L’objectif de la liberté de la presse est de garantir que les citoyens puissent librement recevoir et partager des informations qui ne font pas l’objet de manipulations et qui ne servent pas les intérêts de particuliers, d’entités ou groupes d’intérêts. Le rôle d’une presse libre est aussi d’enquêter sur les figures du pouvoir et notamment le gouvernement. Elle doit poser les questions sensibles et tenter de révéler les faits, indépendamment des conséquences sur le plan politique.
Pourquoi la liberté de la presse est-elle si importante ?
Sans la liberté de la presse, la démocratie ne peut pas vraiment fonctionner. Car la force d’une démocratie réside dans les mains de son peuple, et que les citoyens doivent être bien informés en vue de prendre les bonnes décisions, notamment lors des élections, et d’avoir une idée précise de qu’implique ces décisions.
La liberté de la presse est essentielle à chaque étape de ce processus démocratique. La presse diffuse des informations auprès des électeurs avant le vote. Elle encourage le dialogue et le débat afin d’enrichir la compréhension de ces informations. Elle couvre également les activités et actions du gouvernement et amène les responsables politiques à rendre des comptes. En démocratie, les citoyens délèguent le pouvoir de prise de décisions à leurs élus, et une presse libre constitue un des moyens permettant de contrôler ces derniers.
Quel est (ou devrait être) le rôle de la liberté de la presse dans une démocratie ?

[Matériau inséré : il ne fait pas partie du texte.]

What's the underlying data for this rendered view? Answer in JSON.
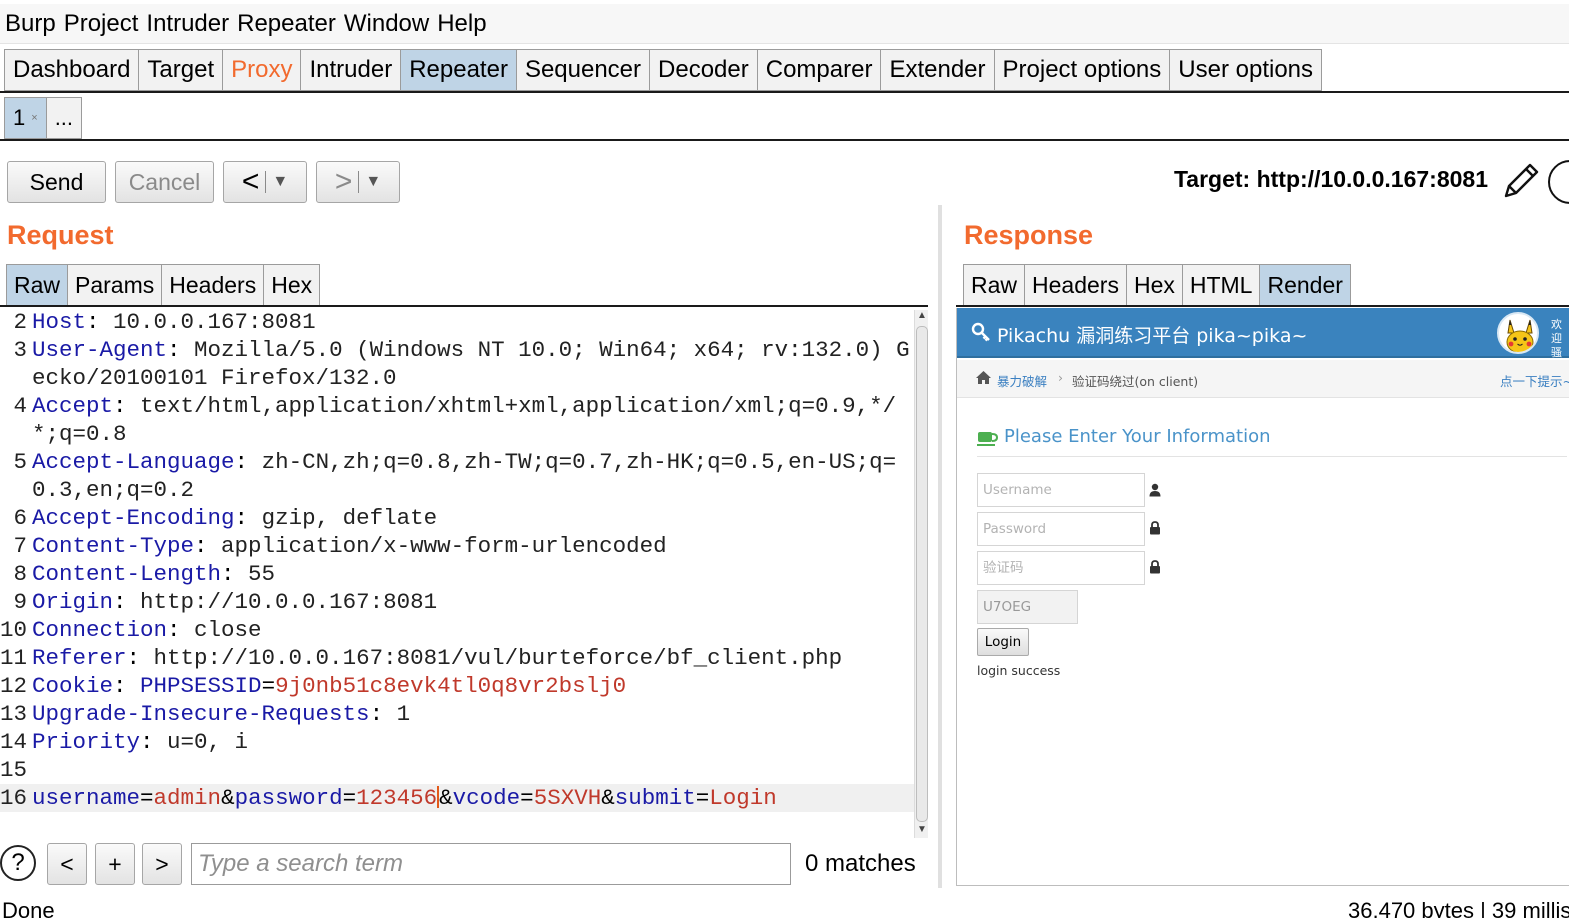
{
  "menu": [
    "Burp",
    "Project",
    "Intruder",
    "Repeater",
    "Window",
    "Help"
  ],
  "main_tabs": [
    "Dashboard",
    "Target",
    "Proxy",
    "Intruder",
    "Repeater",
    "Sequencer",
    "Decoder",
    "Comparer",
    "Extender",
    "Project options",
    "User options"
  ],
  "repeater_tabs": {
    "first": "1",
    "first_close": "×",
    "more": "..."
  },
  "toolbar": {
    "send": "Send",
    "cancel": "Cancel",
    "back": "<",
    "forward": ">",
    "dropdown": "▼"
  },
  "target_label": "Target: http://10.0.0.167:8081",
  "request": {
    "title": "Request",
    "tabs": [
      "Raw",
      "Params",
      "Headers",
      "Hex"
    ],
    "lines": [
      {
        "n": "2",
        "key": "Host",
        "value": " 10.0.0.167:8081"
      },
      {
        "n": "3",
        "key": "User-Agent",
        "value": " Mozilla/5.0 (Windows NT 10.0; Win64; x64; rv:132.0) Gecko/20100101 Firefox/132.0"
      },
      {
        "n": "4",
        "key": "Accept",
        "value": " text/html,application/xhtml+xml,application/xml;q=0.9,*/*;q=0.8"
      },
      {
        "n": "5",
        "key": "Accept-Language",
        "value": " zh-CN,zh;q=0.8,zh-TW;q=0.7,zh-HK;q=0.5,en-US;q=0.3,en;q=0.2"
      },
      {
        "n": "6",
        "key": "Accept-Encoding",
        "value": " gzip, deflate"
      },
      {
        "n": "7",
        "key": "Content-Type",
        "value": " application/x-www-form-urlencoded"
      },
      {
        "n": "8",
        "key": "Content-Length",
        "value": " 55"
      },
      {
        "n": "9",
        "key": "Origin",
        "value": " http://10.0.0.167:8081"
      },
      {
        "n": "10",
        "key": "Connection",
        "value": " close"
      },
      {
        "n": "11",
        "key": "Referer",
        "value": " http://10.0.0.167:8081/vul/burteforce/bf_client.php"
      },
      {
        "n": "13",
        "key": "Upgrade-Insecure-Requests",
        "value": " 1"
      },
      {
        "n": "14",
        "key": "Priority",
        "value": " u=0, i"
      }
    ],
    "cookie": {
      "n": "12",
      "key": "Cookie",
      "name": "PHPSESSID",
      "value": "9j0nb51c8evk4tl0q8vr2bslj0"
    },
    "blank_line": "15",
    "body": {
      "n": "16",
      "k1": "username",
      "v1": "admin",
      "k2": "password",
      "v2": "123456",
      "k3": "vcode",
      "v3": "5SXVH",
      "k4": "submit",
      "v4": "Login"
    }
  },
  "search": {
    "help": "?",
    "prev": "<",
    "add": "+",
    "next": ">",
    "placeholder": "Type a search term",
    "matches": "0 matches"
  },
  "response": {
    "title": "Response",
    "tabs": [
      "Raw",
      "Headers",
      "Hex",
      "HTML",
      "Render"
    ]
  },
  "rendered_page": {
    "title": "Pikachu 漏洞练习平台 pika~pika~",
    "welcome_line1": "欢迎",
    "welcome_line2": "骚年",
    "crumb_parent": "暴力破解",
    "crumb_sep": "›",
    "crumb_current": "验证码绕过(on client)",
    "tip": "点一下提示~",
    "section_title": "Please Enter Your Information",
    "username_placeholder": "Username",
    "password_placeholder": "Password",
    "vcode_placeholder": "验证码",
    "captcha": "U7OEG",
    "login_button": "Login",
    "message": "login success"
  },
  "status": {
    "left": "Done",
    "right": "36,470 bytes | 39 millis"
  }
}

La liberté de la presse est un organe vital de la société démocratique. Pour que nous prenions des décisions éclairées au moment de choisir nos représentants ou voter sur certaines questions, nous devons être bien informés de l’actualité. Une presse libre peut nous donner une version fiable des sujets traités, sur des questions de politique notamment, car elle n’est pas sous l’influence du pouvoir, quel qu’il soit.
La presse joue aussi un rôle de garde-fou. Elle n’est pas redevable envers quoi que ce soit, ni ne craint des représailles des puissants. Elle se doit de décrire sans fard l’actualité, notamment l’actualité politique. Les affaires corruption, de copinage et détournements de fonds sont révélées grâce à une société qui protège la liberté et l’indépendance de la presse.
Bien entendu, nous souhaitons discuter de tout cela, et une presse libre nous aide en ce sens. Elle nous offre davantage d’opportunités d’entendre d’autres points de vue ou de nouvelles informations, et nous offre à tous l’occasion de partager nos propres opinions aux autres. Plus nous échangeons, mieux nous sommes informés et plus nous prenons des décisions éclairées.
La liberté de la presse est-elle juridiquement limitée dans le monde ?
Même dans les pays où la liberté de la presse est traditionnellement forte et où le marché médiatique est diversifié, il existe des limites à liberté d’expression. Par exemple, les journalistes ne peuvent couvrir librement des sujets risquant de compromettre la sécurité nationale. Ils ne peuvent pas non plus révéler des secrets d’État.
Mais il faut aussi analyser les limites infondées dont souffre la presse. La liberté de la presse est restreinte dans de nombreux pays. La Corée du Nord ne dispose pas d’une presse libre et ne cherche même pas à prétendre le contraire. La Hongrie prétend en avoir une et a l’obligation légale de la protéger, mais dans le faits, les médias indépendants du pays se comptent sur les doigts de la main.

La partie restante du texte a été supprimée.